Trump announces augmentation of National Strategic Stockpile
President Trump on Thursday announced a restructuring of the National Strategic Stockpile, which lacked sufficient critical supplies to combat the coronavirus pandemic. Mr. Trump, who has been in office three years, blames the Obama administration for the shortfall.
The Trump administration's goal is to expand the stockpile so it has enough supplies for 90 days, instead of just a few weeks. The president made the announcement at Owens & Minor, a medical distribution center in Allentown, Pennsylvania.
"Under the previous administration the stockpile was depleted and never fully refilled," the president said during his speech at the facility. "... My administration is taking action to modernize the stockpiles during this crisis."

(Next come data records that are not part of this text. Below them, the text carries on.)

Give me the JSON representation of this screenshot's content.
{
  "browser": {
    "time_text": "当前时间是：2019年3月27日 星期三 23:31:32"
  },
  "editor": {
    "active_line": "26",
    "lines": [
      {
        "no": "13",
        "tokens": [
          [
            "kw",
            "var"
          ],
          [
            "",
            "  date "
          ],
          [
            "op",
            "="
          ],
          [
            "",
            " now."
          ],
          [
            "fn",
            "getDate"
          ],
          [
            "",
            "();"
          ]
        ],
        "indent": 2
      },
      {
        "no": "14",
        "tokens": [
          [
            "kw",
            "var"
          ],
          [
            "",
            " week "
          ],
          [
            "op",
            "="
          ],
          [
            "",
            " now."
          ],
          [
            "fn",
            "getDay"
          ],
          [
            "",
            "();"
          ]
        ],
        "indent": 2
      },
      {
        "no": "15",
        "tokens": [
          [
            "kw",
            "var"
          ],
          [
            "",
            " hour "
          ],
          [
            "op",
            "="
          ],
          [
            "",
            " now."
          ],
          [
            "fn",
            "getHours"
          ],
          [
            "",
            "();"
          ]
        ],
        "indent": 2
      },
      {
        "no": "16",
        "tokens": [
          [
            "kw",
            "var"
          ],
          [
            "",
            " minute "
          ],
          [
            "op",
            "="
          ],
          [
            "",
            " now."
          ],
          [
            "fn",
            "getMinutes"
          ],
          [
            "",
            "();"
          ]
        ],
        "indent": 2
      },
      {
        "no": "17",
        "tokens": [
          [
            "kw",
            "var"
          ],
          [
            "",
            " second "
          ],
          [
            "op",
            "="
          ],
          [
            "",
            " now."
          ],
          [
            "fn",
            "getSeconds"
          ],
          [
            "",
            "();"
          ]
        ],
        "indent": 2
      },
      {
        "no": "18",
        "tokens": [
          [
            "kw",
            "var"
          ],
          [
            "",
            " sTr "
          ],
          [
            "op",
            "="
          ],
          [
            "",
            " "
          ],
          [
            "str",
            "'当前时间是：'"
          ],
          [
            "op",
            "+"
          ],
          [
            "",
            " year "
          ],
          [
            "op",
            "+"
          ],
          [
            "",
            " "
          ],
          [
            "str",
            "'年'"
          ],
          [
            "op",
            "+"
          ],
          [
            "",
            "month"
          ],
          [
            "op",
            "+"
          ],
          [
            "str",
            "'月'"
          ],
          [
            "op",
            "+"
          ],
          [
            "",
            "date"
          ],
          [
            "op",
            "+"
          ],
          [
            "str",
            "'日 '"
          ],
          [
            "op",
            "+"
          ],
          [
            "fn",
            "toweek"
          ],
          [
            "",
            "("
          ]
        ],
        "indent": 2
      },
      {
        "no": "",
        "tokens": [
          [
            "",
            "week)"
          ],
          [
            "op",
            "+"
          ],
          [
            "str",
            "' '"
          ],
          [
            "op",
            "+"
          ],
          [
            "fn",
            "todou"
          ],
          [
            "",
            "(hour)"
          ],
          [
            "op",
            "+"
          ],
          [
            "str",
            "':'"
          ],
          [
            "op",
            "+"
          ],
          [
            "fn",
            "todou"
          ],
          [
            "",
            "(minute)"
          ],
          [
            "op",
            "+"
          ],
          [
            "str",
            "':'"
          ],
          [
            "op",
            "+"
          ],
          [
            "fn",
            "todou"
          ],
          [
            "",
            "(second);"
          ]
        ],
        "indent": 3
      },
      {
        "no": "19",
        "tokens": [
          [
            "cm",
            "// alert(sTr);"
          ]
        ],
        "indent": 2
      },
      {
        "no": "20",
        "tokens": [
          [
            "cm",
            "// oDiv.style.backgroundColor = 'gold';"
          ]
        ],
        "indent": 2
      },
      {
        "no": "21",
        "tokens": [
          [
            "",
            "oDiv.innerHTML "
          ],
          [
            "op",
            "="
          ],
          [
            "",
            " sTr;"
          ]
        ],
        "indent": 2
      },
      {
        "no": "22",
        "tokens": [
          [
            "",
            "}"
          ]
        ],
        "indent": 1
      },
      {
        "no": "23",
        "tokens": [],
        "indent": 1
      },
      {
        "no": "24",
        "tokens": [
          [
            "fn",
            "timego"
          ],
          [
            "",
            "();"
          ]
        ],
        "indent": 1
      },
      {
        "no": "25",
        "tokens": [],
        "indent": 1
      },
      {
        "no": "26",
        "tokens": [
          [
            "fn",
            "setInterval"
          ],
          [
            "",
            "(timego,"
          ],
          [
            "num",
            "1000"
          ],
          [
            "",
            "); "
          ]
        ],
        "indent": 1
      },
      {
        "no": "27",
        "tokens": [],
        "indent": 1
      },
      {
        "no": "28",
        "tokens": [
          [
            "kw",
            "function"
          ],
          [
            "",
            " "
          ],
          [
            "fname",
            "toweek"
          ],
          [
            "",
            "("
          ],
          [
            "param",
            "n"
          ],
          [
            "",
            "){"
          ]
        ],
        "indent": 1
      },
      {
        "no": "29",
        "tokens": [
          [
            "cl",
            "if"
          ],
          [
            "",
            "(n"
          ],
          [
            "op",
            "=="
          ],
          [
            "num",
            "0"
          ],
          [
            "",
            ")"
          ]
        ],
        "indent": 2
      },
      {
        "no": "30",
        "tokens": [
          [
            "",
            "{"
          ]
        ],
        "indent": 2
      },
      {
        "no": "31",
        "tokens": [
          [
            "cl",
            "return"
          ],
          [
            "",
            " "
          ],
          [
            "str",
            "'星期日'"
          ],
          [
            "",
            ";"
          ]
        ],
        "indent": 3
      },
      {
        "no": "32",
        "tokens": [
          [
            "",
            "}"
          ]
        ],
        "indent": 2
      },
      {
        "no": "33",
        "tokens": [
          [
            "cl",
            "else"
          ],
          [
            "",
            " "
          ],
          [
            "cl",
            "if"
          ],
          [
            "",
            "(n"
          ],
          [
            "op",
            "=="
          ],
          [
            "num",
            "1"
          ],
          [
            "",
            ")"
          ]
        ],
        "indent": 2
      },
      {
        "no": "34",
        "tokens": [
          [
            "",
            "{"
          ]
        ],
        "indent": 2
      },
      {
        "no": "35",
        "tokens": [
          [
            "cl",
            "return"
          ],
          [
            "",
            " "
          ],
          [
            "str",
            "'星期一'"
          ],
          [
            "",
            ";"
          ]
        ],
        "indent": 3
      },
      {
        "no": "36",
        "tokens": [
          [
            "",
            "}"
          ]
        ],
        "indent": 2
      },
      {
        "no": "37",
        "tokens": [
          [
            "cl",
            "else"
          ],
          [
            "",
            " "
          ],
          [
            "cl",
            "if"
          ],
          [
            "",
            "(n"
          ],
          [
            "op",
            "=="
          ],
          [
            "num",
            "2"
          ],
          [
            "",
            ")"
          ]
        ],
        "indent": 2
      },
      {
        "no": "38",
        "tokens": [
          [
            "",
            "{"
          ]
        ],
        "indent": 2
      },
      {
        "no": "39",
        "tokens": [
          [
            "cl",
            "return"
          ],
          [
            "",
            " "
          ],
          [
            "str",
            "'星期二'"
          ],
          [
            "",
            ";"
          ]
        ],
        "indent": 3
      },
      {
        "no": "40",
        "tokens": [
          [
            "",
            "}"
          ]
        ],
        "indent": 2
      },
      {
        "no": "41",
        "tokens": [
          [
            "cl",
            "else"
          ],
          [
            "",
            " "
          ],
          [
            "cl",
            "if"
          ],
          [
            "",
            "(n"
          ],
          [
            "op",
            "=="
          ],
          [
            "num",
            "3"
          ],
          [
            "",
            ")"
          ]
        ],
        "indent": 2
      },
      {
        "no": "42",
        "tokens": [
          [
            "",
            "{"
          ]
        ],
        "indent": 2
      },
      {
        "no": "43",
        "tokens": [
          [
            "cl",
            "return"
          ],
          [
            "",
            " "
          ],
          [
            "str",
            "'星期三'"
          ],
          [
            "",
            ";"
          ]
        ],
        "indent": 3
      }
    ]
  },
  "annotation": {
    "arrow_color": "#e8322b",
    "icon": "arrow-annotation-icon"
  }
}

Dr. Rick Bright, the ousted head of a federal office tasked with fighting infectious diseases, testified on Capitol Hill Thursday that before 2017, an annual review of the strategic national stockpile was conducted, but since then there has been no interagency, cross-departmental review of the nation's supplies.
The stockpile was initially designed to address bioterrorism threats after the Sept. 11, 2001 terrorist attacks.
States and hospitals urged the Trump administration to ramp up the supply of ventilators in the earlier days of the pandemic, although n95 masks and personal protective gear continue to be a need for health care workers.
A senior administration official told reporters Thursday the stockpile was depleted of n95 masks after the 2009 H1N1 outbreak. The administration hopes to have 300 million such masks in the next three months.